For more details about the full Alcohol Problems Model with gender interactions, please see Table S2, in supplemental material, containing parameter estimates, standard errors, and p-values.
Discussion
The present pre-registered 5-wave longitudinal study aimed to unravel the associations between loneliness, perceived social support (from family, friends, and a significant other), and trait stress resilience as predictors of changes in hazardous drinking trajectories among university students in the Netherlands. This study specifically focused on final-year students who engaged in heavy episodic drinking (HED) before the COVID-19 outbreak. Our research examined the longitudinal impact of these factors on two separate hazardous drinking outcomes: alcohol consumption and alcohol problems. This period, marked by significant stress and transitions, not least due to the disruptions caused by COVID-19 restrictions, provides a unique backdrop for investigating how these predictors influence students’ hazardous drinking behaviours.
Results revealed that, at the beginning of the study, male students and those with a history of more frequent drinking before the COVID-19 outbreak exhibited higher levels of alcohol consumption and related problems. Elevated loneliness scores were initially linked to increased alcohol problems. Notably, higher trait stress resilience emerged as the only protective factor associated with a decline in alcohol problems over time. Social support did not significantly influence the trajectories of alcohol consumption or problems. Additionally, higher drinking frequency before the COVID-19 outbreak predicted smaller decreases in alcohol problems over time.
It should be noted that although the participants in our study were not engaging in HED as frequently by the end of data collection as before the outbreak, the high prevalence remains a cause for concern. A considerable percentage of the student sample, more than half of the men and 34% of the women, still engaged in these behaviours once a week or more after two years of data collection. Considering that, by the last wave of our study, participants were on the path towards graduation, this elevated prevalence of HED demand attention.
Alcohol Consumption and Alcohol Problem Trajectories
The latent growth curve analyses revealed similar trajectories for alcohol consumption and alcohol problems among university students. Following the second lockdown in Winter 2021 (Wave 2), both measures initially increased, but later showed only modest decreases. Previous studies offer mixed insights; while Bewick et al. (2008) noted declines in alcohol consumption through undergraduate studies, they also reported consistently high levels of weekly drinking among a sizable number of participants. Arria et al. (2016) observed a decrease in the amount but an increase in the frequency of drinking as students approached graduation—a trend that often continued post-graduation, challenging the expected maturing out pattern. Conversely, Lee et al. (2013) identified a maturing out trend from late adolescence to young adulthood, primarily reflected in high-risk drinkers shifting to moderate-risk drinking.
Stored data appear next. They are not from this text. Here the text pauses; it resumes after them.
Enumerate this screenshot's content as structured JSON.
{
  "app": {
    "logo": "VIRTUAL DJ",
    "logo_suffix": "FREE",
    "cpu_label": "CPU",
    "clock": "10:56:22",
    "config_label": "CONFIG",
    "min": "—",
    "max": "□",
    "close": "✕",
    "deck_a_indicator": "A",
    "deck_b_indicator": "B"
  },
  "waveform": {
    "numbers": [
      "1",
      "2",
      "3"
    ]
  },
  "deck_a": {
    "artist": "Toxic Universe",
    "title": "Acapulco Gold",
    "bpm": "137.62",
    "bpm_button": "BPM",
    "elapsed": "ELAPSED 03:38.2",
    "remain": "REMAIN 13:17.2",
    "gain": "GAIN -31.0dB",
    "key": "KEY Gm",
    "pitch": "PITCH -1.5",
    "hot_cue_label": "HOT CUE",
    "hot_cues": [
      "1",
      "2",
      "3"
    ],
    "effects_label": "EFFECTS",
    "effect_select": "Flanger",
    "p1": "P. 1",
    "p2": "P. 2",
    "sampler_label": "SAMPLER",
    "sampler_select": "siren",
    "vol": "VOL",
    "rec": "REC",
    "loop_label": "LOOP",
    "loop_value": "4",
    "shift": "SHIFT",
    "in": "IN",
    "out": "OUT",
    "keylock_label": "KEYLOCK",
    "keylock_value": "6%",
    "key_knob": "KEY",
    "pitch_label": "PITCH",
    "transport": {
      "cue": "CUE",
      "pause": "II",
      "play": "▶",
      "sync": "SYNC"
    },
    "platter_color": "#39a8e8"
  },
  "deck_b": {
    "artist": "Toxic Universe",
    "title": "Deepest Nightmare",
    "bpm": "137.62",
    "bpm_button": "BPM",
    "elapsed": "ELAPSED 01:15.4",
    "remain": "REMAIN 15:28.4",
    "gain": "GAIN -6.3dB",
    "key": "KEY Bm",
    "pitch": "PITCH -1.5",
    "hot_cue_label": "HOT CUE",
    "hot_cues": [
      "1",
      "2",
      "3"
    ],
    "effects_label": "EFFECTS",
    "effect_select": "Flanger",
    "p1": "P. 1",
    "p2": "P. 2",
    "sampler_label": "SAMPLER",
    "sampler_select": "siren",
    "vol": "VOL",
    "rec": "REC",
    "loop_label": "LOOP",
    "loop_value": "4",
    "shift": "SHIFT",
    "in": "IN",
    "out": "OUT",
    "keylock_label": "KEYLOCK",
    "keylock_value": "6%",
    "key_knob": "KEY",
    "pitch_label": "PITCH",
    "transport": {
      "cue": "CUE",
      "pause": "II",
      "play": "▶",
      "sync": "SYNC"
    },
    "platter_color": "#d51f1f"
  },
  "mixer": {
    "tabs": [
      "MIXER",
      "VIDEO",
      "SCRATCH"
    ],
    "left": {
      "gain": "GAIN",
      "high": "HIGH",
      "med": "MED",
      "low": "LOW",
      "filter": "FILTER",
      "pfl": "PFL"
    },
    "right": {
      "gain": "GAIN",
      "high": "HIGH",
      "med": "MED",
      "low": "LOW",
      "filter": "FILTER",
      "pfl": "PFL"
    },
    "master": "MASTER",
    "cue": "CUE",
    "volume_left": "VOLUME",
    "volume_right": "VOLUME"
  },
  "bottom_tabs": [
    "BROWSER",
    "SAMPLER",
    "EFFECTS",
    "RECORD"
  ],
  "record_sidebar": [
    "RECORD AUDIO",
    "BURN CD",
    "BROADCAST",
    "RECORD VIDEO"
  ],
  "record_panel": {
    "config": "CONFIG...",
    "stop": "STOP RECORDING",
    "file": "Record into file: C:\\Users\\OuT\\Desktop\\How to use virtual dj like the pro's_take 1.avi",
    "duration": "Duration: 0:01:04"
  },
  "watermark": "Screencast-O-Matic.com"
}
Our study, conducted during and after the onset of COVID-19, indicates that the most significant decreases in hazardous drinking among university students occurred early in the pandemic, with only small changes observed in subsequent phases spanning both the pandemic and post-pandemic periods. These initial reductions may align with significant reductions in hazardous drinking observed among students in the Netherlands during the first lockdown (Rubio et al., 2023; van Hooijdonk et al., 2022). However, with the gradual relaxation of pandemic measures, these reductions have stabilized and, in some instances, have even reversed. Vink (2023) observed a ‘rebound effect' among university students in the post-restriction period. This suggests that students might have decreased the most during the lockdown, but further decreases could have been disrupted by the easing of restrictions. Similar to the findings of Lee et al. (2013), the current study’s high-risk drinkers might have transitioned to moderate-risk drinking.
Our findings lead to two hypotheses regarding the impact of COVID-19 on hazardous drinking trajectories among students in the last years of university and beyond. The first suggests the pandemic may have obscured steeper declines in hazardous drinking, potentially delaying expected maturing out trends. The second proposes that modest reductions might be a temporary return to the mean rather than a true beginning of maturing out. Distinguishing between these outcomes is crucial. If we are witnessing a (delayed) maturing out trend, this insight would allow prevention efforts to be more finely tuned, possibly by targeting younger demographics or by strengthening the positive transitions of young adults as they leave university. On the other hand, if the initial reduction in hazardous drinking does not stem from natural developmental changes but rather a return to the mean, it suggests that public health strategies to mitigate hazardous drinking among university students have not yet reached their intended effectiveness. This realization underscores the necessity for innovative prevention efforts. Additionally, it points to the potential need for further support and resources for young adults as they adapt to post-pandemic life, with a particular focus on enhancing resilience and coping strategies.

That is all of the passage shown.